--Last week at The Rejectionist it was Feminist Science Fiction Week.
Here's a story for you: we grew up in a very small and unpleasant town, with parents whom we ADORE, do not get us wrong, but whose politics are very... well, different from ours. We were well on our way to a content middle-class life of fluorescent-lit day jobs, picket fences, and voting Republican (our mom recently unearthed a fan letter we wrote to Ronald Reagan at a tender age). What happened? you may well ask, as we clearly took a hard turn for the road less traveled in between then and now. We wonder that ourself sometimes (possibly drama club?) and the best we can come up with is: Sci-Fi. No, seriously. Bear with us.The week's posts include interviews with Nnedi Okorafor, Elizabeth Hand, and Arwen Curry-- who's making a documentary about the life and work of Ursula K. Le Guin-- and an essay by Neesha Meminger on the importance of fighting to claim a voice in stories and mythologies. Go check all of it out!
Science fiction: it does not have the greatest history. For every Lieutenant Uhura, there are a whole truckload of Kirks, and even Uhura had to wear that fucking uniform. But as long as science fiction has been written, the ladies and the queers and the people of color have been hijacking that shit for their own excellent ends, and the results are what we might describe as transcendent. You take White Man, Captain of the Universe; we'll take Octavia Butler, Ursula K. LeGuin, Sheri S. Tepper, James Tiptree Jr., Samuel Delany, Mary Shelley, and the legions of people they have influenced and inspired. We started reading that stuff young, and it did its percolating somewhere in there under the surface, so that when finally we got out of Dodge and met people doing the righteous work of the revolution, everything just sort of clicked. When you grow up reading about planets without gender it doesn't seem very odd that a person in your real life might feel the gender they live is not the same as the sex they were born with. When you spend your formative years obsessed with a story about transgender mutant prostitutes inhabiting post-apocalyptic Washington, D.C., it's not really a stretch to envision an anarchist, self-governing utopian future. When you read Samuel R. Delany as a kid, once you put your brain back in the ear it came out of it's no big deal when someone sits you down and says, Look, kid, pull your head out of your ass and recognize the privilege your white skin affords you.
--Over at the Bookview Cafe, Ursula Le Guin's "Art, Information, Theft, and Confusion" (posted in two parts; part one can be found here, part two here) considers influence, exchange, and borrowing, the difference between imitation and emulation, homage vs plagiarism, and sharing vs theft and piracy.
--The Telegraph has an interesting article by Gaby Wood on Penguin editor Eunice Frost, who eventually became Penguin's first woman director.
Along with the firm's founder, Allen Lane, she revolutionised the way we read by making good writing accessible to anyone for the price of a packet of cigarettes. So much was she the guiding spirit of the historic house that its penguin mascot and logo is named 'Frostie' after her. In 1958 she became the first woman in publishing to be awarded an OBE for services to literature.(link via Paula Guran and Cynthia Ward)

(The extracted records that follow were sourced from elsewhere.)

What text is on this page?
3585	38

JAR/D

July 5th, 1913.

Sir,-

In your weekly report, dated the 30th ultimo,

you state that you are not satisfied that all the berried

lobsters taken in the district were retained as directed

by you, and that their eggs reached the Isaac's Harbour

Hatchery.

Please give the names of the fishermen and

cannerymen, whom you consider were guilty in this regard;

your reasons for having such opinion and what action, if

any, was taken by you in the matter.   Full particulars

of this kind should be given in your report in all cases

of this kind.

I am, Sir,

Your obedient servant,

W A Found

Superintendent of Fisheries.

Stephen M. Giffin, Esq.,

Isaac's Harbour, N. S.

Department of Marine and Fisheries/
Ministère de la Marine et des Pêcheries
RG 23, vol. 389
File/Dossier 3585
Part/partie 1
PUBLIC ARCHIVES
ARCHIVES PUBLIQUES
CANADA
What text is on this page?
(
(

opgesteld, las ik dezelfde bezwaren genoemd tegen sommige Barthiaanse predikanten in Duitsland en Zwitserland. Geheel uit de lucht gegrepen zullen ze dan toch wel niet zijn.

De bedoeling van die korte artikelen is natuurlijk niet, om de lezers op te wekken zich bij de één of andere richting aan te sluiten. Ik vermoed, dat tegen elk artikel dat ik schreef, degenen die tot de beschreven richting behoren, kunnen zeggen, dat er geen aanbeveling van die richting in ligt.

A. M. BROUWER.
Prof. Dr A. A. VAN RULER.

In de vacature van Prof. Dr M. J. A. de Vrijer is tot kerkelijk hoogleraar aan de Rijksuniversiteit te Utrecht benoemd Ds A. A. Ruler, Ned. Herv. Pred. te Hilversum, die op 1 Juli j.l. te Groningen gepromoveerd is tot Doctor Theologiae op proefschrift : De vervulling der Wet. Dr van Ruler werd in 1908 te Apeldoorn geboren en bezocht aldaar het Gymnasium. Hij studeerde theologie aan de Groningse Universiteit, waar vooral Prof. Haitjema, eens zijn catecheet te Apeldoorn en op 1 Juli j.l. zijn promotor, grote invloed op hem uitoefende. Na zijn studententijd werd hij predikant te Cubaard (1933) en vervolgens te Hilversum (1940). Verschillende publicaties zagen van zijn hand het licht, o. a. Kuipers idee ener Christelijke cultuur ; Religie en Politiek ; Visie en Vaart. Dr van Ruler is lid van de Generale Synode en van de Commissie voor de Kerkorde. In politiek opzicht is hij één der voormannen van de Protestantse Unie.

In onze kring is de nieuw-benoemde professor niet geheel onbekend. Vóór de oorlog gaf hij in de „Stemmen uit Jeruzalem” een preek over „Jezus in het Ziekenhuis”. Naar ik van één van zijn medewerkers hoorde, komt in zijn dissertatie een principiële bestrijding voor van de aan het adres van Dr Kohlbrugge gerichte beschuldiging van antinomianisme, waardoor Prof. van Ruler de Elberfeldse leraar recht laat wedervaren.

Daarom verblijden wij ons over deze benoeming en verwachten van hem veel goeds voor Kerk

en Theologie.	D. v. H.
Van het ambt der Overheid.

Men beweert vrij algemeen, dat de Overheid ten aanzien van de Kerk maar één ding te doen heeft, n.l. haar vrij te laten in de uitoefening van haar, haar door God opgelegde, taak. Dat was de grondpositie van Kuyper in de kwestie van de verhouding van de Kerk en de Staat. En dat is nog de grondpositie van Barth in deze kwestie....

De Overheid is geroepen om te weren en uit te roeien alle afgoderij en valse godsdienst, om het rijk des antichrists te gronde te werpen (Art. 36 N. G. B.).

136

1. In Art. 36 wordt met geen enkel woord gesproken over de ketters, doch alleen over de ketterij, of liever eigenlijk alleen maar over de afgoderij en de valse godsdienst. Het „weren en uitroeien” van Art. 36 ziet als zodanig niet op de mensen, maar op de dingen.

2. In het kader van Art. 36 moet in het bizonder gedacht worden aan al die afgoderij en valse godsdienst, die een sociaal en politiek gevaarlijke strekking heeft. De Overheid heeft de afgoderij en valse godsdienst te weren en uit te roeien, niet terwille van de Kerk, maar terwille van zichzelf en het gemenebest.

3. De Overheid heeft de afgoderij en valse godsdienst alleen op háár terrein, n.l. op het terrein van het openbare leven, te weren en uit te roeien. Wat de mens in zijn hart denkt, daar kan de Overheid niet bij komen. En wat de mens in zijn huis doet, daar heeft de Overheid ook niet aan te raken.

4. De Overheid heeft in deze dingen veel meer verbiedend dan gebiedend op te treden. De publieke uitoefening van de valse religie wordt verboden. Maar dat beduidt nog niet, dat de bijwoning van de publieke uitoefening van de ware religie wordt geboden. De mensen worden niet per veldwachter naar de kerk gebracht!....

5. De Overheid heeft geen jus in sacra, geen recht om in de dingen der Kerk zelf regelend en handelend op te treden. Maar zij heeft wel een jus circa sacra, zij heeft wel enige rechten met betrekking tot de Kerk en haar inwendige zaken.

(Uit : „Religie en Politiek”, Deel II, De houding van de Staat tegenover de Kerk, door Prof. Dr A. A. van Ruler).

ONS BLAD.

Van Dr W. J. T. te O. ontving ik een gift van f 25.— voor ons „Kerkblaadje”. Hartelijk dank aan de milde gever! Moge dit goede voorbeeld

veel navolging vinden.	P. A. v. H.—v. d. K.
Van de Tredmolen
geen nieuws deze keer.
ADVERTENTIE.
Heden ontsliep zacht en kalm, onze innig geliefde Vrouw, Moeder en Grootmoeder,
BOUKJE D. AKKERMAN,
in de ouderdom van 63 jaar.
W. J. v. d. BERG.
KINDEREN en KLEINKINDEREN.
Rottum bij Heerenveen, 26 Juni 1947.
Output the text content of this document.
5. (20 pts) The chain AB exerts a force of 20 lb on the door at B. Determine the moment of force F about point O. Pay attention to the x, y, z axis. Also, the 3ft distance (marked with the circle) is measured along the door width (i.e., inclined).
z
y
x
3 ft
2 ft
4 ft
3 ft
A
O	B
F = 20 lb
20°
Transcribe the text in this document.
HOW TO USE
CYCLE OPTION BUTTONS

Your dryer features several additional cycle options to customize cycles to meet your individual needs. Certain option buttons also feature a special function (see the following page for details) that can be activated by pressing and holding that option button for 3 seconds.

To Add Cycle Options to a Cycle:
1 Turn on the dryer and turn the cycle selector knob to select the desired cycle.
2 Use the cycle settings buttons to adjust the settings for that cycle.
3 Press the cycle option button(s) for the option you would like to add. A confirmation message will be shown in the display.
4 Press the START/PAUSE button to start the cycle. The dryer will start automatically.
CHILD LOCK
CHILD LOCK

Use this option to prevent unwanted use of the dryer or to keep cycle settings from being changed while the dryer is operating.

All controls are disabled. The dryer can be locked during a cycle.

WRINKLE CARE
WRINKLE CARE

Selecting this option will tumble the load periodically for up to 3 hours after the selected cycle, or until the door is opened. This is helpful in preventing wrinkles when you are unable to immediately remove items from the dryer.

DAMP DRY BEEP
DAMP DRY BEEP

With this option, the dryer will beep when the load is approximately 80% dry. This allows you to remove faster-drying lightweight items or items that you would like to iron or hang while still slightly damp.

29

An over at the Nation, Willam Greider's The AIG Bailout Scandal makes it crystal clear why Timothy Geithner is so opposed to Elizabeth Warren.
The five-member COP [Congressional Oversight Panel], chaired by Harvard professor Elizabeth Warren, has produced the most devastating and comprehensive account so far. Unanimously adopted by its bipartisan members, it provides alarming insights that should be fodder for the larger debate many citizens long to hear—why Washington rushed to forgive the very interests that produced this mess, while innocent others were made to suffer the consequences. The Congressional panel’s critique helps explain why bankers and their Washington allies do not want Elizabeth Warren to chair the new Consumer Financial Protection Bureau.Let's be thankful for brilliant women, yes? (And wish the people who most desperately need their advice would actually listen to them for a change!)
[...]
The most troubling revelation in this story is the astonishing weakness of the Federal Reserve and its incompetence as a faithful defender of the public interest. In the lore of central banking, the Fed is awesomely powerful and intimidating. As regulator of the banking system, it has life-and-death influence over banks. As manager of the economy, it has open-ended authority to intervene in the financial system to restore stability, as the central bank did massively during the crisis.
Yet the Fed was strangely passive and compliant when it came to demanding cooperation and sacrifice from the largest financial institutions. Timothy Geithner was then president of the New York Federal Reserve Bank, the lead regulator of Wall Street’s largest banks. He briefly insisted they must accept the burden of rescuing AIG. But the bankers called his bluff and blew him off—and Geithner deferred to their wishes. The taxpayer bailout followed. The episode is relevant to the future, because Geithner is now Obama’s Treasury Secretary and in charge of preventing the next taxpayer bailout.